Good part of the day has been dedicated to Vim again. Since the amount of coding (perl) that I do has greatly increased recently, I felt like reconfiguring my editor a bit. Final configuration impressed a good part of our developers in the office. That fact drove me to the idea of documenting the process and sharing the configs and techniques. I’ll draft something during this weeked and we’ll see where it goes from there on. One thing I’ll promise from very beginning – lots of screenshots. Stay tuned.

w3m

I was doing plenty of browsing with my new affection – w3m web browser.

Firstly, It doesn’t need to be compiled by any Red Hat Linux user, since it’s in the distribution already. Of course, I’ve found that out after I compiled it and built the RPM.

Secondly, it behaves much like all other text-mode browsers that I’ve been using until now (lynx, links, etc). You can use lynx-, vi-, and/or emacs-style navigation. Tables, frames, cookies, SSL, and proxies are all well supported and nicely working.

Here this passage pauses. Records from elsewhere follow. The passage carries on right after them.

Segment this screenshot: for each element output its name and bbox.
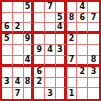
cell-r4c5[interactable] [45,34,56,45]
cell-r1c8[interactable]: 4 [77,2,88,13]
cell-r7c8[interactable]: 2 [77,67,88,78]
cell-r8c7[interactable] [67,78,78,89]
cell-r1c6[interactable] [56,2,67,13]
cell-r9c8[interactable] [77,88,88,99]
cell-r6c9[interactable]: 8 [88,56,99,67]
cell-r4c9[interactable] [88,34,99,45]
cell-r2c7[interactable]: 8 [67,13,78,24]
cell-r2c8[interactable]: 6 [77,13,88,24]
cell-r9c1[interactable] [2,88,13,99]
cell-r2c3[interactable] [24,13,35,24]
cell-r3c1[interactable]: 6 [2,23,13,34]
cell-r6c2[interactable] [13,56,24,67]
cell-r1c7[interactable] [67,2,78,13]
cell-r6c4[interactable] [34,56,45,67]
cell-r8c8[interactable] [77,78,88,89]
cell-r4c4[interactable] [34,34,45,45]
cell-r4c2[interactable] [13,34,24,45]
cell-r9c2[interactable]: 7 [13,88,24,99]
cell-r2c9[interactable]: 7 [88,13,99,24]
cell-r5c4[interactable]: 9 [34,45,45,56]
cell-r5c5[interactable]: 4 [45,45,56,56]
cell-r1c3[interactable]: 5 [24,2,35,13]
cell-r7c2[interactable] [13,67,24,78]
cell-r3c9[interactable] [88,23,99,34]
cell-r3c7[interactable] [67,23,78,34]
cell-r8c9[interactable] [88,78,99,89]
cell-r8c6[interactable] [56,78,67,89]
cell-r6c3[interactable]: 4 [24,56,35,67]
cell-r3c6[interactable]: 4 [56,23,67,34]
cell-r7c9[interactable]: 3 [88,67,99,78]
cell-r9c3[interactable] [24,88,35,99]
cell-r7c1[interactable] [2,67,13,78]
cell-r9c4[interactable] [34,88,45,99]
cell-r1c5[interactable]: 7 [45,2,56,13]
cell-r8c1[interactable]: 3 [2,78,13,89]
cell-r1c4[interactable] [34,2,45,13]
cell-r7c3[interactable] [24,67,35,78]
cell-r5c8[interactable] [77,45,88,56]
cell-r9c6[interactable] [56,88,67,99]
cell-r8c3[interactable]: 8 [24,78,35,89]
cell-r8c5[interactable] [45,78,56,89]
cell-r4c6[interactable] [56,34,67,45]
cell-r8c2[interactable]: 4 [13,78,24,89]
cell-r7c6[interactable] [56,67,67,78]
cell-r3c4[interactable] [34,23,45,34]
cell-r6c1[interactable] [2,56,13,67]
cell-r8c4[interactable]: 2 [34,78,45,89]
cell-r6c5[interactable] [45,56,56,67]
cell-r2c5[interactable] [45,13,56,24]
cell-r1c2[interactable] [13,2,24,13]
cell-r5c6[interactable]: 3 [56,45,67,56]
cell-r5c1[interactable] [2,45,13,56]
cell-r3c2[interactable]: 2 [13,23,24,34]
cell-r5c2[interactable] [13,45,24,56]
cell-r4c1[interactable]: 5 [2,34,13,45]
cell-r3c3[interactable] [24,23,35,34]
cell-r4c7[interactable]: 2 [67,34,78,45]
cell-r7c5[interactable] [45,67,56,78]
cell-r7c4[interactable]: 6 [34,67,45,78]
sudoku-board: 57458676245929434786233482731 [0,0,101,101]
cell-r4c8[interactable] [77,34,88,45]
cell-r3c5[interactable] [45,23,56,34]
cell-r6c6[interactable] [56,56,67,67]
cell-r9c5[interactable]: 3 [45,88,56,99]
cell-r2c4[interactable] [34,13,45,24]
cell-r9c7[interactable]: 1 [67,88,78,99]
cell-r1c1[interactable] [2,2,13,13]
cell-r7c7[interactable] [67,67,78,78]
cell-r4c3[interactable]: 9 [24,34,35,45]
cell-r3c8[interactable] [77,23,88,34]
cell-r6c8[interactable] [77,56,88,67]
cell-r9c9[interactable] [88,88,99,99]
cell-r6c7[interactable]: 7 [67,56,78,67]
cell-r1c9[interactable] [88,2,99,13]
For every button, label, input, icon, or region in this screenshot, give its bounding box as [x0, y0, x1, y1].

You’ve got colors even.

Thirdly, if you run it from a graphical terminal (xterm), you will even see graphics! That’s pretty impressive. You’ll have to get used to it, so give it few minutes.

Fourthly, and most importantly, you have a very nice integration with other programs. And I mean it. For example, you will use your favourite editor to fill all those TEXTAREAs! You are one button away to see current page in another browser (up to three other browsers are supported). You can fire up your favourite email client to communicate.

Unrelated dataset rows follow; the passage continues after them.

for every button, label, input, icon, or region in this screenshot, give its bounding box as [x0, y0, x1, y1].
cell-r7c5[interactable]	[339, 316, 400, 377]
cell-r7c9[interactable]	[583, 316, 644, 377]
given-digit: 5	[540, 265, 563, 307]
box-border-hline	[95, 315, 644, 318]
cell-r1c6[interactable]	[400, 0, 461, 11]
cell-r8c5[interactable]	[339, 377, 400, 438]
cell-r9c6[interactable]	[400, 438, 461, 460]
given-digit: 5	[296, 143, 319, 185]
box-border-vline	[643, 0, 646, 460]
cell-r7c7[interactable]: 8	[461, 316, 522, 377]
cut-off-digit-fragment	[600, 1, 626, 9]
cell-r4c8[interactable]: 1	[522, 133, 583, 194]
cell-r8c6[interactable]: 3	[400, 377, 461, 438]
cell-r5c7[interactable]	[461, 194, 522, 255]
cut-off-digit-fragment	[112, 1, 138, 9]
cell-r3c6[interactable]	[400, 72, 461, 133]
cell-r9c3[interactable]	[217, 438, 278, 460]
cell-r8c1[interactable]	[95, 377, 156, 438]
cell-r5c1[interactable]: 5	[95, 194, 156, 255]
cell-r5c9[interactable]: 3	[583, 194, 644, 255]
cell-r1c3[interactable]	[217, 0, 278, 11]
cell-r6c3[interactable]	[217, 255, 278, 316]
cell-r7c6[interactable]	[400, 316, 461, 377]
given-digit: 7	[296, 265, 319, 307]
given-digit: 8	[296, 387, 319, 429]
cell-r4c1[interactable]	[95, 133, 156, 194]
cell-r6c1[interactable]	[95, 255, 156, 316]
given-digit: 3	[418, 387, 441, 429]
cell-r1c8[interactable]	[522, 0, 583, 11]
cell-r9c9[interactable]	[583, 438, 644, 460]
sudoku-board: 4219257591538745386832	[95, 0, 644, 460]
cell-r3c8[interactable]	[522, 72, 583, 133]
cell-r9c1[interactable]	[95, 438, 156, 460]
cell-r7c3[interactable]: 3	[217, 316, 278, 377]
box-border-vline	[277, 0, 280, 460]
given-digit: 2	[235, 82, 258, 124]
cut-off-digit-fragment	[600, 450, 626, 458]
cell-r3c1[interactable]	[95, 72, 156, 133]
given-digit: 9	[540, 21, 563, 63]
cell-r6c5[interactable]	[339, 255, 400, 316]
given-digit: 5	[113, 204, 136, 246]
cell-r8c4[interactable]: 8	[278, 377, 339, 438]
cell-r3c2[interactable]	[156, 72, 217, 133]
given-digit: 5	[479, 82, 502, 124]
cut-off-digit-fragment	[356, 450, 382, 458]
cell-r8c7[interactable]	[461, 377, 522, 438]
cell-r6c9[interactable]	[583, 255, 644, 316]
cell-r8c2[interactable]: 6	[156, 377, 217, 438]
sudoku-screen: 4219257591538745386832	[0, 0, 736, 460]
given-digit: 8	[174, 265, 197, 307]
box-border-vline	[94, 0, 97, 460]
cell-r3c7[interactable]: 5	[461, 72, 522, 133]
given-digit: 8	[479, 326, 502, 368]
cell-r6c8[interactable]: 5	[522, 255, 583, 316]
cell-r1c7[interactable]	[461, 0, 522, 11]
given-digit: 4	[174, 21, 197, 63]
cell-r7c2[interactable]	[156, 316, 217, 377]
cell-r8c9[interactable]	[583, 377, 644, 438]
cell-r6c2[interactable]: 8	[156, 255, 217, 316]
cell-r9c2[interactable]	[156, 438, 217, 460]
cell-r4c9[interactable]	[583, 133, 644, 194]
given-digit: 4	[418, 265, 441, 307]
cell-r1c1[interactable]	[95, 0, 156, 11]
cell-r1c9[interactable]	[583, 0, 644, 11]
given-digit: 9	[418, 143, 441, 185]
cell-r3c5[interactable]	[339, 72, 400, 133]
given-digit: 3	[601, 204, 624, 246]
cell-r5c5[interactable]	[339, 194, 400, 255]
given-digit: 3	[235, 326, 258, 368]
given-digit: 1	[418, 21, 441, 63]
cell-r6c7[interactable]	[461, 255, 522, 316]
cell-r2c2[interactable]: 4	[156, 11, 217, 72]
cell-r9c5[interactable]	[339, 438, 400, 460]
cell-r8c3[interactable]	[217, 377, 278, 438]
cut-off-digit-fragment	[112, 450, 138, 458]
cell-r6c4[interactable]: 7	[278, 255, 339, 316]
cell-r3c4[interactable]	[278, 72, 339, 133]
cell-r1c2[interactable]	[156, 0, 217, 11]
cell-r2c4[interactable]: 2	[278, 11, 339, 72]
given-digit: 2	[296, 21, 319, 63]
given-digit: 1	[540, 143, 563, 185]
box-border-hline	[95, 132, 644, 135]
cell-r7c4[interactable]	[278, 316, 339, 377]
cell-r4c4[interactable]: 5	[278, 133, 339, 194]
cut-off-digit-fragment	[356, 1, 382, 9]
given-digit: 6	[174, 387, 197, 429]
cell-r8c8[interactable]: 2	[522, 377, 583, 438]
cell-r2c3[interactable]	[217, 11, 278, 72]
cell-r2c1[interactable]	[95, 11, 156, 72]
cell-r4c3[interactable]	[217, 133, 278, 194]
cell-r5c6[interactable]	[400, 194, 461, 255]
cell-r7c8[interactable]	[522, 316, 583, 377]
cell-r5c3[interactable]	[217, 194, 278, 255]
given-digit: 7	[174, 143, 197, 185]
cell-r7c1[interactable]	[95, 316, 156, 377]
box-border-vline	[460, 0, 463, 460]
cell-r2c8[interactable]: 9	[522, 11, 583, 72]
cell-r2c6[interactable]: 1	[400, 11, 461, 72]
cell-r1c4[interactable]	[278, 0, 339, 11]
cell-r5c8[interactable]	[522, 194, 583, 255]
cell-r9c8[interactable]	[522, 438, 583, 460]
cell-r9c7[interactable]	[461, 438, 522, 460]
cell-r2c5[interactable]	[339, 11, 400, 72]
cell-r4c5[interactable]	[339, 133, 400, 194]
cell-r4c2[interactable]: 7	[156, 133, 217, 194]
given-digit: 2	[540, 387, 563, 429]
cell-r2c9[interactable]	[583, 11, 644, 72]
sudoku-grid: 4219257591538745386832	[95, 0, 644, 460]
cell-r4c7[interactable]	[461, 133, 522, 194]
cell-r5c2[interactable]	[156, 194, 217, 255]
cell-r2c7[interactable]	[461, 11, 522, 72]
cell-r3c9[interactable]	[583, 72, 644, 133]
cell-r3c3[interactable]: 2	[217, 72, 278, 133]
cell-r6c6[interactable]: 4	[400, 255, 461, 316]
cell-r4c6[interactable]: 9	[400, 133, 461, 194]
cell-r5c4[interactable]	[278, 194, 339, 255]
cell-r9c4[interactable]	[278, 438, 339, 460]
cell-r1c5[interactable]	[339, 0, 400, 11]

Still not interested? Well, I’ll stop with a mention of mouse support… Yes, you can click on links with all the different buttons that you have, and you can even scroll pages by dragging them up and/or down.

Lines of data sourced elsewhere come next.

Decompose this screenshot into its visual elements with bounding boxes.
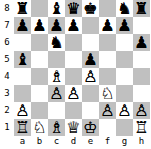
square-a4[interactable] xyxy=(14,68,31,85)
file-label-g: g xyxy=(116,136,133,149)
square-c8[interactable]: ♝ xyxy=(48,0,65,17)
square-g1[interactable] xyxy=(116,119,133,136)
piece-white-pawn: ♙ xyxy=(100,102,114,119)
square-f5[interactable] xyxy=(99,51,116,68)
square-e7[interactable] xyxy=(82,17,99,34)
square-b5[interactable] xyxy=(31,51,48,68)
piece-black-pawn: ♟ xyxy=(15,17,29,34)
rank-label-6: 6 xyxy=(0,34,14,51)
square-c2[interactable] xyxy=(48,102,65,119)
square-b8[interactable] xyxy=(31,0,48,17)
file-labels: abcdefgh xyxy=(14,136,150,149)
piece-black-pawn: ♟ xyxy=(49,17,63,34)
board-layout: 87654321 ♜♝♛♚♞♜♟♟♟♟♟♟♞♟♝♟♗♙♙♙♘♙♙♙♙♖♘♗♕♔♖… xyxy=(0,0,151,149)
piece-black-rook: ♜ xyxy=(15,0,29,17)
chess-diagram: 87654321 ♜♝♛♚♞♜♟♟♟♟♟♟♞♟♝♟♗♙♙♙♘♙♙♙♙♖♘♗♕♔♖… xyxy=(0,0,151,149)
file-label-f: f xyxy=(99,136,116,149)
square-h4[interactable] xyxy=(133,68,150,85)
square-c4[interactable]: ♗ xyxy=(48,68,65,85)
piece-white-queen: ♕ xyxy=(66,119,80,136)
piece-white-rook: ♖ xyxy=(15,119,29,136)
square-e3[interactable] xyxy=(82,85,99,102)
file-label-c: c xyxy=(48,136,65,149)
file-label-b: b xyxy=(31,136,48,149)
file-label-e: e xyxy=(82,136,99,149)
square-f8[interactable] xyxy=(99,0,116,17)
square-h2[interactable]: ♙ xyxy=(133,102,150,119)
square-g4[interactable] xyxy=(116,68,133,85)
square-e2[interactable] xyxy=(82,102,99,119)
square-b1[interactable]: ♘ xyxy=(31,119,48,136)
square-d1[interactable]: ♕ xyxy=(65,119,82,136)
rank-label-8: 8 xyxy=(0,0,14,17)
piece-white-bishop: ♗ xyxy=(49,119,63,136)
piece-white-king: ♔ xyxy=(83,119,97,136)
square-e1[interactable]: ♔ xyxy=(82,119,99,136)
square-d6[interactable] xyxy=(65,34,82,51)
piece-black-pawn: ♟ xyxy=(66,17,80,34)
square-a8[interactable]: ♜ xyxy=(14,0,31,17)
piece-black-bishop: ♝ xyxy=(15,51,29,68)
file-label-h: h xyxy=(133,136,150,149)
square-d7[interactable]: ♟ xyxy=(65,17,82,34)
rank-label-3: 3 xyxy=(0,85,14,102)
piece-white-rook: ♖ xyxy=(134,119,148,136)
square-a2[interactable]: ♙ xyxy=(14,102,31,119)
square-b3[interactable] xyxy=(31,85,48,102)
rank-label-7: 7 xyxy=(0,17,14,34)
square-d8[interactable]: ♛ xyxy=(65,0,82,17)
piece-black-pawn: ♟ xyxy=(100,17,114,34)
square-e6[interactable] xyxy=(82,34,99,51)
piece-white-pawn: ♙ xyxy=(134,102,148,119)
piece-black-queen: ♛ xyxy=(66,0,80,17)
square-d4[interactable] xyxy=(65,68,82,85)
square-f4[interactable] xyxy=(99,68,116,85)
corner-spacer xyxy=(0,136,14,149)
file-label-d: d xyxy=(65,136,82,149)
square-h1[interactable]: ♖ xyxy=(133,119,150,136)
square-h8[interactable]: ♜ xyxy=(133,0,150,17)
square-d2[interactable] xyxy=(65,102,82,119)
square-f7[interactable]: ♟ xyxy=(99,17,116,34)
rank-label-1: 1 xyxy=(0,119,14,136)
square-g3[interactable] xyxy=(116,85,133,102)
square-b2[interactable] xyxy=(31,102,48,119)
piece-white-bishop: ♗ xyxy=(49,68,63,85)
square-g5[interactable] xyxy=(116,51,133,68)
chess-board: ♜♝♛♚♞♜♟♟♟♟♟♟♞♟♝♟♗♙♙♙♘♙♙♙♙♖♘♗♕♔♖ xyxy=(14,0,150,136)
square-f1[interactable] xyxy=(99,119,116,136)
square-f2[interactable]: ♙ xyxy=(99,102,116,119)
square-d3[interactable]: ♙ xyxy=(65,85,82,102)
square-h7[interactable] xyxy=(133,17,150,34)
square-h5[interactable] xyxy=(133,51,150,68)
square-c5[interactable] xyxy=(48,51,65,68)
piece-black-king: ♚ xyxy=(83,0,97,17)
square-b6[interactable] xyxy=(31,34,48,51)
piece-black-knight: ♞ xyxy=(49,34,63,51)
piece-white-pawn: ♙ xyxy=(49,85,63,102)
square-h3[interactable] xyxy=(133,85,150,102)
square-g8[interactable]: ♞ xyxy=(116,0,133,17)
piece-white-knight: ♘ xyxy=(100,85,114,102)
piece-white-pawn: ♙ xyxy=(83,68,97,85)
piece-black-bishop: ♝ xyxy=(49,0,63,17)
square-e4[interactable]: ♙ xyxy=(82,68,99,85)
piece-black-knight: ♞ xyxy=(117,0,131,17)
square-a5[interactable]: ♝ xyxy=(14,51,31,68)
square-a1[interactable]: ♖ xyxy=(14,119,31,136)
square-b7[interactable]: ♟ xyxy=(31,17,48,34)
rank-labels: 87654321 xyxy=(0,0,14,136)
square-c1[interactable]: ♗ xyxy=(48,119,65,136)
piece-black-pawn: ♟ xyxy=(134,34,148,51)
piece-black-pawn: ♟ xyxy=(32,17,46,34)
square-g7[interactable]: ♟ xyxy=(116,17,133,34)
square-e8[interactable]: ♚ xyxy=(82,0,99,17)
square-a3[interactable] xyxy=(14,85,31,102)
square-g6[interactable] xyxy=(116,34,133,51)
piece-white-knight: ♘ xyxy=(32,119,46,136)
square-f3[interactable]: ♘ xyxy=(99,85,116,102)
rank-label-4: 4 xyxy=(0,68,14,85)
square-f6[interactable] xyxy=(99,34,116,51)
piece-white-pawn: ♙ xyxy=(117,102,131,119)
square-g2[interactable]: ♙ xyxy=(116,102,133,119)
piece-white-pawn: ♙ xyxy=(15,102,29,119)
square-e5[interactable]: ♟ xyxy=(82,51,99,68)
rank-label-2: 2 xyxy=(0,102,14,119)
piece-black-rook: ♜ xyxy=(134,0,148,17)
piece-black-pawn: ♟ xyxy=(83,51,97,68)
rank-label-5: 5 xyxy=(0,51,14,68)
square-c6[interactable]: ♞ xyxy=(48,34,65,51)
square-b4[interactable] xyxy=(31,68,48,85)
square-a7[interactable]: ♟ xyxy=(14,17,31,34)
square-c7[interactable]: ♟ xyxy=(48,17,65,34)
square-d5[interactable] xyxy=(65,51,82,68)
file-label-a: a xyxy=(14,136,31,149)
piece-black-pawn: ♟ xyxy=(117,17,131,34)
square-c3[interactable]: ♙ xyxy=(48,85,65,102)
piece-white-pawn: ♙ xyxy=(66,85,80,102)
square-h6[interactable]: ♟ xyxy=(133,34,150,51)
square-a6[interactable] xyxy=(14,34,31,51)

Sorry, I cannot tell you any more, since it’s my first day with the program and I haven’t yet even looked in the config file.

P.S.: Really nice bookmarks. Small, simple, with groups/categories. And I suspect they are stored in Plain Old HTML.

Perl bits

Here is a nice article covering date/time functionality in perl and CPAN modules. And here is also a link to Tie::Cycle module, which will help all those doing striped tables in HTML and any other “flagged” tricks. And to complete the whole perl thing, here is a nice article at Perl Monks which explains Net::Pcap module with nice examples. Get up and running in few minutes.

Porting PHP to Perl

I am doing lots of perl programming these days. And there is yet lots more to come. I am currently porting most of my PHP code base to Perl. This provides a good practice, as well as code review and clean-up. Although, I know that porting is somewhat easier then developing from scratch (at least in my case), Perl still looks and feels much easier and, well, natural, then PHP. Maybe it’s because I am spending too much time at Perl Monks.